Se a ciência por vias tortuosas nos levou à poesia nesta edição, ela também propôs ligações mais diretas, digamos assim, com a música. The music of life – biology beyond the genome (Oxford University Press), o livro mais recente do professor Denis Noble, um especialista em fisiologia cardiovascular, que hoje se situa como um dos principais opositores do determinismo genético, é razão suficiente para a reportagem do editor especial Carlos Fioravanti sobre a retomada de uma abordagem integrada do funcionamento do organismo (página 56). Fioravanti acabou de chegar de Oxford, onde cumpriu de janeiro a julho um intensivo programa de estudos no Reuters Institute for the Study of Journalism.

Já o aflitivo chiado da asma pode em futuro não muito remoto desaparecer pela ação de uma vacina baseada em proteínas do verme causador da esquistossomose. O relato, a partir da página 48, é de Ricardo Zorzetto, nosso novo editor de ciência.

Em outras páginas desta edição é a tecnologia que nos conduz à música ou, mais precisamente, ao reconhecimento dos limites da sonoridade das salas de espetáculo aonde vamos atrás dos concertos e de outras audições musicais. O editor de tecnologia, Marcos de Oliveira, nos conta a partir da página 72 como um grupo de pesquisadores da USP desenvolveu um software para analisar o comportamento sonoro de salas, teatros e auditórios. O software, que pode inclusive ser obtido gratuitamente da internet, via download, apontou em São Paulo o Teatro Municipal e o Teatro São Pedro como os espaços com as melhores condições de sonoridade. Esclareça-se desde já aos aficionados que a Sala São Paulo não foi testada por enquanto.

Nas humanidades, o editor Carlos Haag debruça-se sobre estudos recentes a respeito do consumo de luxo, tomado inclusive como categoria importante para pensar as correlações e conflitos entre as classes sociais no Brasil, e demonstra como e por que ele não pára de crescer no país.

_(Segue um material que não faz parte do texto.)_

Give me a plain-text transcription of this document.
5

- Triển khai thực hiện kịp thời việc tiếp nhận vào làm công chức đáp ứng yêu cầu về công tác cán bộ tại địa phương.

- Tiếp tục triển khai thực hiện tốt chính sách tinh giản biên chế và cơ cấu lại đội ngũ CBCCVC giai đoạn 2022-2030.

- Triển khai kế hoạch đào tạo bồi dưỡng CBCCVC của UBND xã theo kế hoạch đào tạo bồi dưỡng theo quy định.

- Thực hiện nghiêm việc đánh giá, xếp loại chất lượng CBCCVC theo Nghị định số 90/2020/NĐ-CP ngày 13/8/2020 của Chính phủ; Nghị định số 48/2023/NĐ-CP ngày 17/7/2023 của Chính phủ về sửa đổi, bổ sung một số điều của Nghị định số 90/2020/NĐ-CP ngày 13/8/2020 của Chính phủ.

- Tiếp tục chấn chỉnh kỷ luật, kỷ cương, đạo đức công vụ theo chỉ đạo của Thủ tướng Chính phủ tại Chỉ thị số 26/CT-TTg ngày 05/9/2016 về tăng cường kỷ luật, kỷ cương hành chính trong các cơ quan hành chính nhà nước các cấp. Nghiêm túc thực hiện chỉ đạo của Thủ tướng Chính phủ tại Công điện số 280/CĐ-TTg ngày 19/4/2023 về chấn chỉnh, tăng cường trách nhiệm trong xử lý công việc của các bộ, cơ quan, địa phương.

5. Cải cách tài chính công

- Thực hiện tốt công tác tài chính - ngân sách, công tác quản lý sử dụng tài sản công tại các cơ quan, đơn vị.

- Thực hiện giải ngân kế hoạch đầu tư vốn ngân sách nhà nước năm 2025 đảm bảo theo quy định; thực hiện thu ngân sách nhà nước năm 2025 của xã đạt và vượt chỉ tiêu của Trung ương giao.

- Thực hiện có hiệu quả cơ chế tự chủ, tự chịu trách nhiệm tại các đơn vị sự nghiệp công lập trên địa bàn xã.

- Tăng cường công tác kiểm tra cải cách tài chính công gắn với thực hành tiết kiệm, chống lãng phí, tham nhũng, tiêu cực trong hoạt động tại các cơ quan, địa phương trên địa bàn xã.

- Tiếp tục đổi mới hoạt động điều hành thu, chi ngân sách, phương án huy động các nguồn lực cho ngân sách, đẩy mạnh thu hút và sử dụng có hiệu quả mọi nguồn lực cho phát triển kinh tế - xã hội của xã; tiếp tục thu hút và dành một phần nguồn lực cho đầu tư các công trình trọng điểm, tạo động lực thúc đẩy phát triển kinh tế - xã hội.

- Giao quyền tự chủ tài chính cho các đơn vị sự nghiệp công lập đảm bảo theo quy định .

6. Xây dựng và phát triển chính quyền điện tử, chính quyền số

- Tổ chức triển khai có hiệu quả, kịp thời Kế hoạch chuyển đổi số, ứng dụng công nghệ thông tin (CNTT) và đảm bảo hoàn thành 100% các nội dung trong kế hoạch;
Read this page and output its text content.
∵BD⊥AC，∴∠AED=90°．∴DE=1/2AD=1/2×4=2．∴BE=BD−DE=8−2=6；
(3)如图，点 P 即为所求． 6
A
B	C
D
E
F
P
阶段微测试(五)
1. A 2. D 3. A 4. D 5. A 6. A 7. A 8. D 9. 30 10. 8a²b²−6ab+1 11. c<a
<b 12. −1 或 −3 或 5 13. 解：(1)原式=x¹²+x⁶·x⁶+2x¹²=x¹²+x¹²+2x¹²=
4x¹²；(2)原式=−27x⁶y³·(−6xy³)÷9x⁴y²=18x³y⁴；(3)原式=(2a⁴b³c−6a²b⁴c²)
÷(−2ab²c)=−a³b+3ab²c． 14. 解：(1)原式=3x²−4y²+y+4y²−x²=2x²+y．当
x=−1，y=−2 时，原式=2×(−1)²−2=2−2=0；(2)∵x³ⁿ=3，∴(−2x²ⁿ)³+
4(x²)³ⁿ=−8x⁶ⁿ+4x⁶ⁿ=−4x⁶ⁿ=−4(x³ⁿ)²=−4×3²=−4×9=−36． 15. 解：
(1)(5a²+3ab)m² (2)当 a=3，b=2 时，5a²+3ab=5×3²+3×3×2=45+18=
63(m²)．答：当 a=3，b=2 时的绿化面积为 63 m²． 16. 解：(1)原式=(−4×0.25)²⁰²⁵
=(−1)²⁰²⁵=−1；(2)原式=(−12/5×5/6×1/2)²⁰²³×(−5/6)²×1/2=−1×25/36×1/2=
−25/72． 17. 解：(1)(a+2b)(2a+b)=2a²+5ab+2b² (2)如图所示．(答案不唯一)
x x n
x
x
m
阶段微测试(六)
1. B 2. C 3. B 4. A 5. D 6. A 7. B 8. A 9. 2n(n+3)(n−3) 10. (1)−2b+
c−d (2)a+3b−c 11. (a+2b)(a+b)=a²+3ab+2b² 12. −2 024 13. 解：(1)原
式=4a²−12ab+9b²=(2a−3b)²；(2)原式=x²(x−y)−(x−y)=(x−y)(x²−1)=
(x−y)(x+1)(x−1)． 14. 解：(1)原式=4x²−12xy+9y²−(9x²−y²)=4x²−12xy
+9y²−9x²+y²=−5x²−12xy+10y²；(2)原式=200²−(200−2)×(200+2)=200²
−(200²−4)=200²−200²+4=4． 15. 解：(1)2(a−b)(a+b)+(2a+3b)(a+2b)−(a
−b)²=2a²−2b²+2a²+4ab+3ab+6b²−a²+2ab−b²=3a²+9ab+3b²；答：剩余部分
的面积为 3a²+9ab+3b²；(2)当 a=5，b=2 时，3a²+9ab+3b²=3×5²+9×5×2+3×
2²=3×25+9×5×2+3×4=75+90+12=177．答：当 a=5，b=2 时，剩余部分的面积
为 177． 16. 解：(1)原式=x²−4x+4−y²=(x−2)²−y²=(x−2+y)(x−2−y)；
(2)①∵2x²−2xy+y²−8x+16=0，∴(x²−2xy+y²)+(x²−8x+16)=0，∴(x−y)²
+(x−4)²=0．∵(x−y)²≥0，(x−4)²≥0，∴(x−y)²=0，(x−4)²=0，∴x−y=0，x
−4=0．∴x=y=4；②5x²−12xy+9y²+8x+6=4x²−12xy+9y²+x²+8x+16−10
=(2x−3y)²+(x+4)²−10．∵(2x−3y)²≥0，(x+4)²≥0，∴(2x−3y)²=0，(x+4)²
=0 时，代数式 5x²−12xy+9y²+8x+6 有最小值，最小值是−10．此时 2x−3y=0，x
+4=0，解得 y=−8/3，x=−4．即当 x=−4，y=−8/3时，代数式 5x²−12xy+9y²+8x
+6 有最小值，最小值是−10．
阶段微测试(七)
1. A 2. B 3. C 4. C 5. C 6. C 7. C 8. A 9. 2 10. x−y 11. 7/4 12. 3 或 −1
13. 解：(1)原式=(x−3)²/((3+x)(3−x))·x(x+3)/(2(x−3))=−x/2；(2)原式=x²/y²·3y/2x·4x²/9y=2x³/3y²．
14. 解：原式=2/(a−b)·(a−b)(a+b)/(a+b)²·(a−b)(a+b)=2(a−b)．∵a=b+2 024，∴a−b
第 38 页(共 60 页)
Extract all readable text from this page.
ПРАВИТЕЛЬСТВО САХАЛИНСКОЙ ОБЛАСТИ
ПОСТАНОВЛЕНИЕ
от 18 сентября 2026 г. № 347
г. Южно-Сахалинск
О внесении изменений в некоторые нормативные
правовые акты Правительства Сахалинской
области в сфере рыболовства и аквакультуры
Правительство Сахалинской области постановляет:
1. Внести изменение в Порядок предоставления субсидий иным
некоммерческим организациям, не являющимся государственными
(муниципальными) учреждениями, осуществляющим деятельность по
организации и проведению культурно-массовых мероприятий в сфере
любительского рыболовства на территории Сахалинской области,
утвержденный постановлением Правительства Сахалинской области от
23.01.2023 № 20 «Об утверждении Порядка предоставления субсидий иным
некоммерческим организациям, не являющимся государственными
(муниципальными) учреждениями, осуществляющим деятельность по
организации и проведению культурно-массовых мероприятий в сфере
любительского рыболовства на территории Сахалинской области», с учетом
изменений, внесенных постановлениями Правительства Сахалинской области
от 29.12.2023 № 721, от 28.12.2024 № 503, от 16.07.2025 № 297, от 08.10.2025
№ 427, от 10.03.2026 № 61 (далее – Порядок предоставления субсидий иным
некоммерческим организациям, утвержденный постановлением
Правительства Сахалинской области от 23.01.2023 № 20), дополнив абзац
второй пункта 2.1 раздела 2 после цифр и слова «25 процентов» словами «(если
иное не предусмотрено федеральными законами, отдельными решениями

E, numa outra ponta, ele examina pesquisa recente que revela a extrema complexidade da identidade de travestis de baixa renda e suas dificuldades para uma sobrevivência sem sobressaltos nas metrópoles brasileiras.

Para encerrar, a entrevista pingue-pongue deste mês, elaborada pelo editor-chefe Neldson Marcolin, traz um personagem, Henrique Lins de Barros, cuja inquietação e curiosidade científica o fizeram transitar da física atômica para a biologia e para a investigação da vida de Santos Dumont – o que terminou por transformá-lo em nosso grande especialista do genial pai da aviação. Múltiplos trânsitos parece ser a matéria secreta, espécie de subtexto desta edição.